The next year, the course only builds upon what they learned in the previous year. This might lead some to think that anything that wasn’t clear in the previous year can be revised and studied again, but often there isn’t time for that. There’s a lot of new material to cover. This means the students have to be comfortable from the get-go.
Our hypothetical student was only just comfortable enough to past last year. That means that in the next class, they are already behind, because the material from the previous year is assumed to be known. In other words, they find themselves near the end of the treadmill. As the new year progresses, the material that doesn’t make sense will tend to accumulate, since they are still not comfortable with the previous material. It’s a layering effect. By not being comfortable with last year’s material, it’s quite difficult to make sense of the new material.

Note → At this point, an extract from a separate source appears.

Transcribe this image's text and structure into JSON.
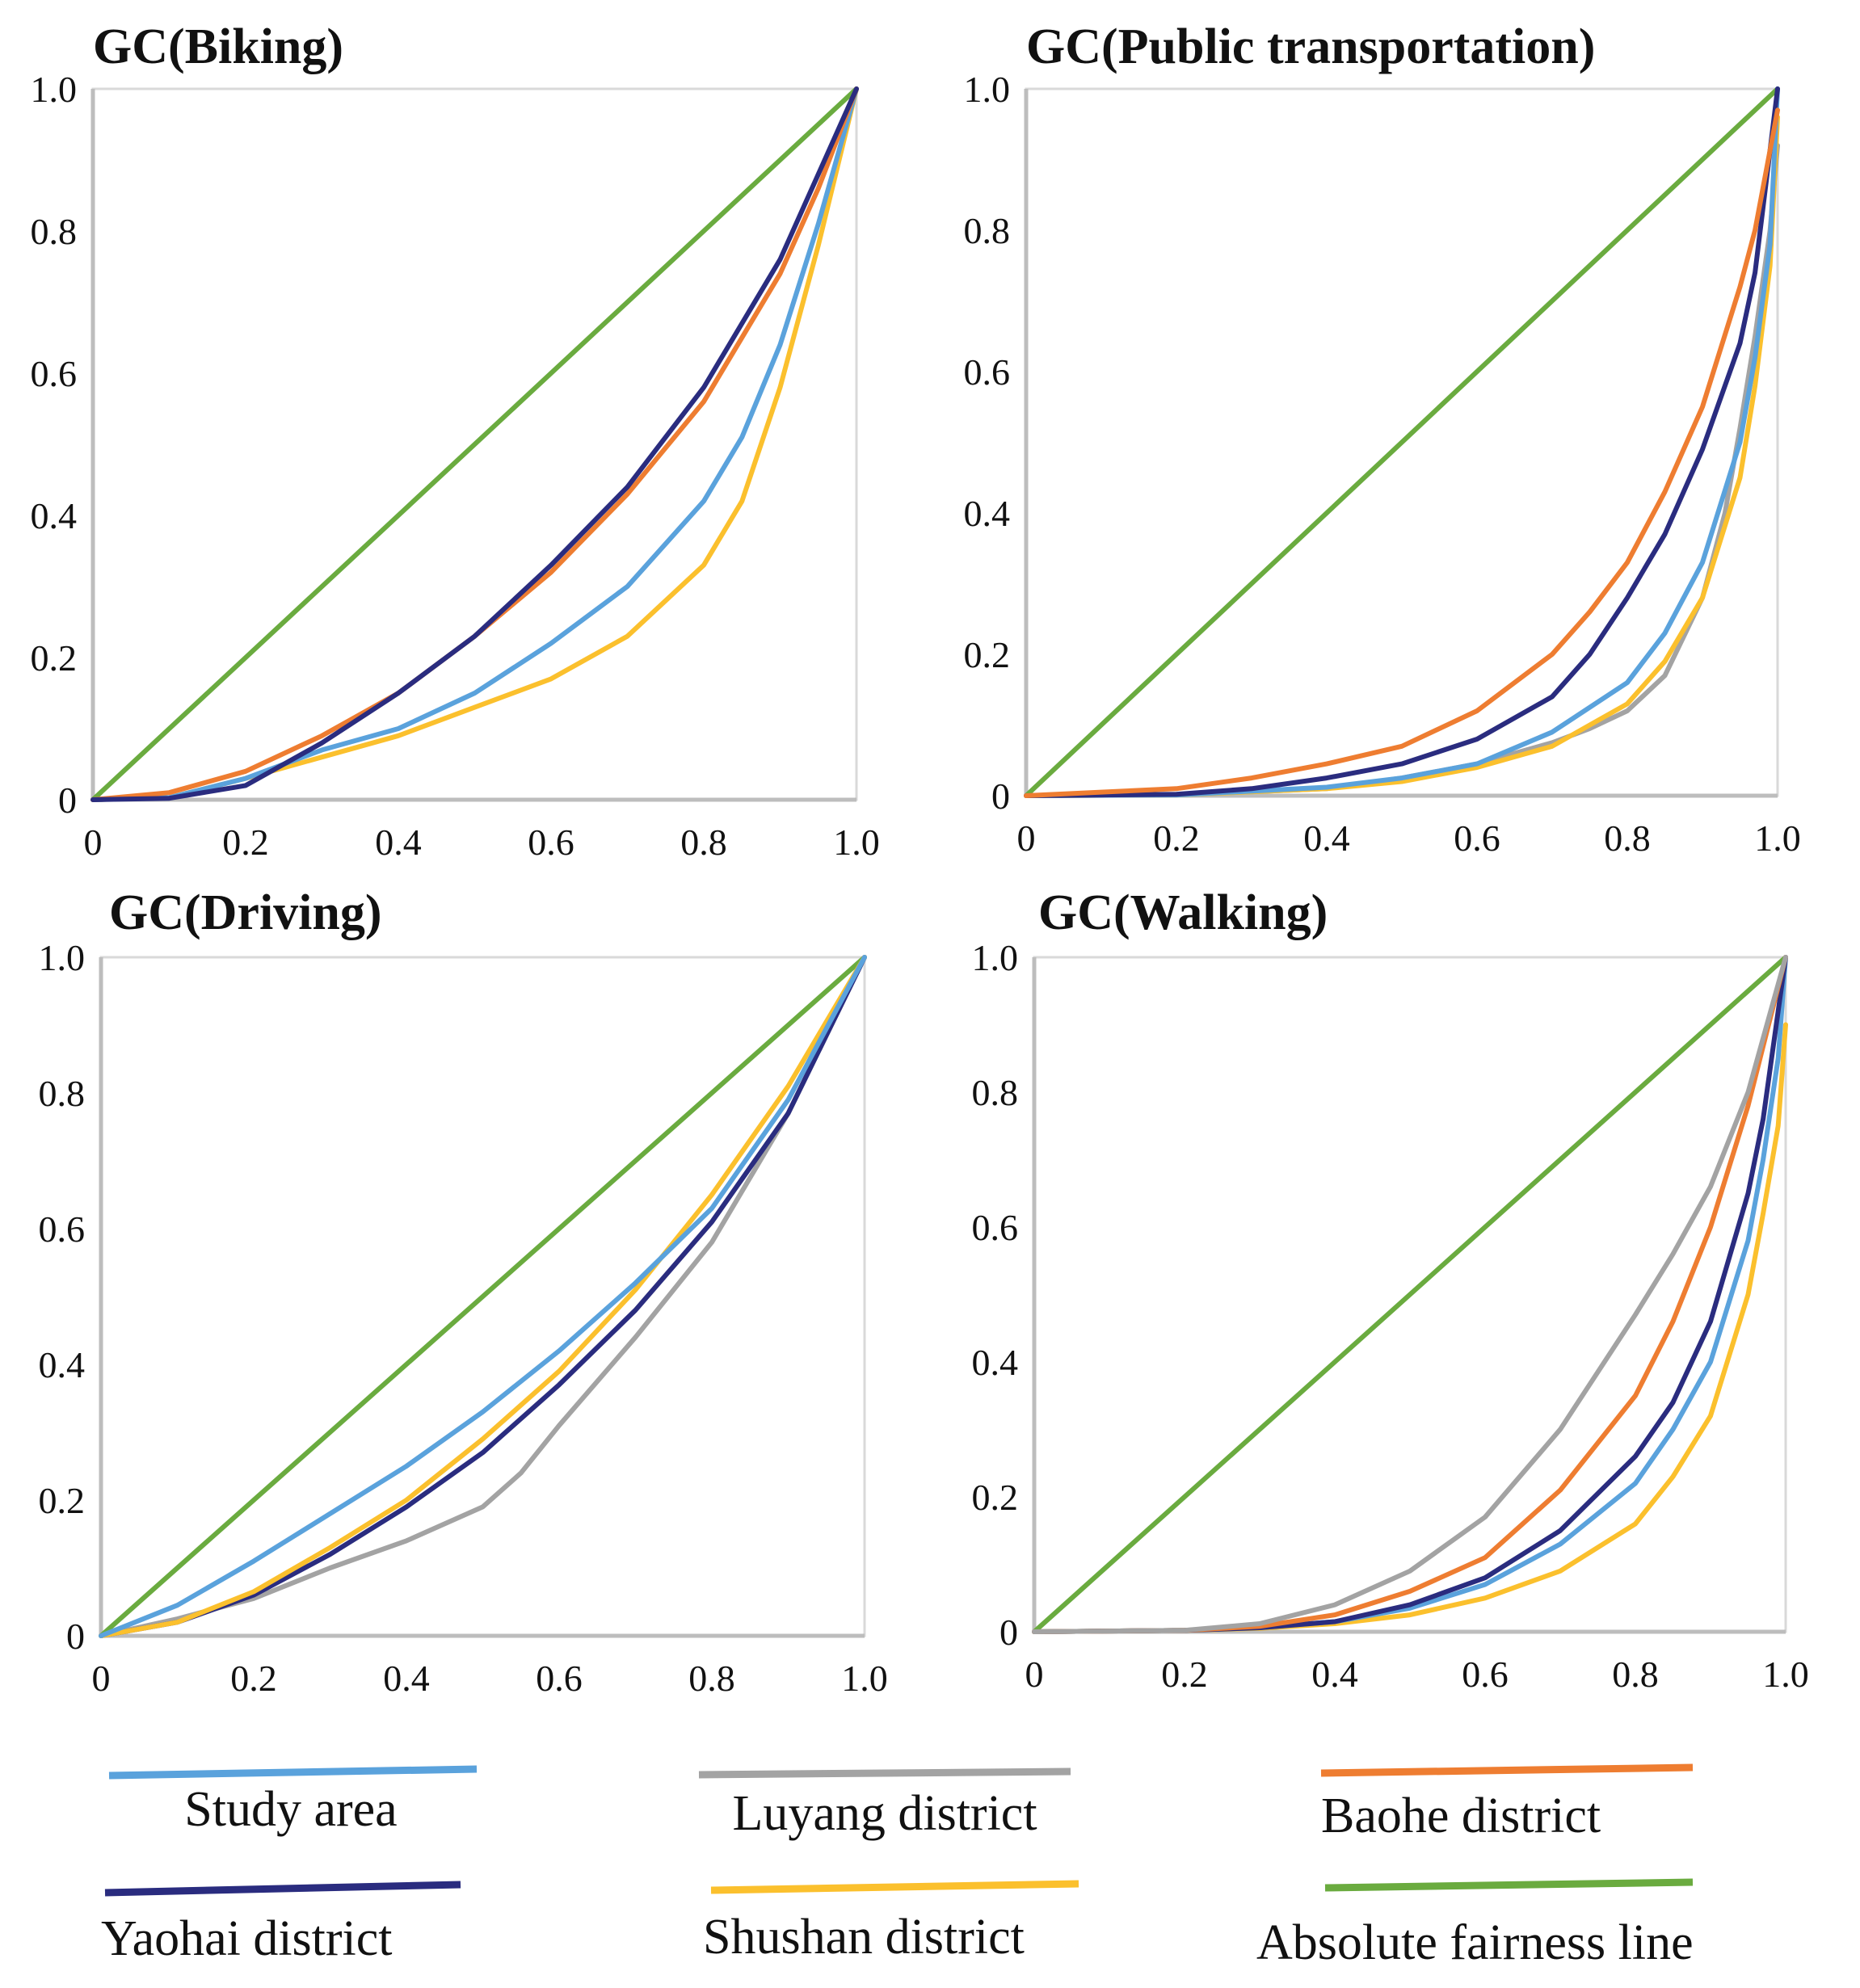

The issue is that there’s almost no time to claw one’s way back from the end of the treadmill. It requires students to work on both last year’s and this year’s work, which is not something students want to do. Consequently, they try to “outlast” the clock from the back of the treadmill, hoping they can stay right on the edge until school is done.
As you can imagine, this makes for a lot of stressed out students. Furthermore, it creates students who move up through the education system without having the knowledge required to be promoted to the next level. For subjects that are dependent on previous material (such as mathematics), moving to the the next level before being ready is prolonging the eventual disaster. You can only run so long near the back of the treadmill before a wrong step sends you flying off.
In the current system, there’s no remedy. Students will keep on getting promoted to the next level, even if they aren’t quite prepared. However, this doesn’t mean there’s nothing that can be done. As an educator or someone who knows a student, check in with them to see how they are doing in school. If they are “just” passing, dig deeper to find out what’s happening. It’s always better to intervene early. It’s quite difficult to get students to revisit sixth grade mathematics when they are in the tenth grade, even if it’s something they don’t understand. The longer one waits, the worse it gets.
The goal should be to run on the treadmill in a comfortable way. Being near the end of the treadmill is a recipe for disaster, and it’s a constant stress on one’s mind. Therefore, we need to do our best to make sure students don’t end up there.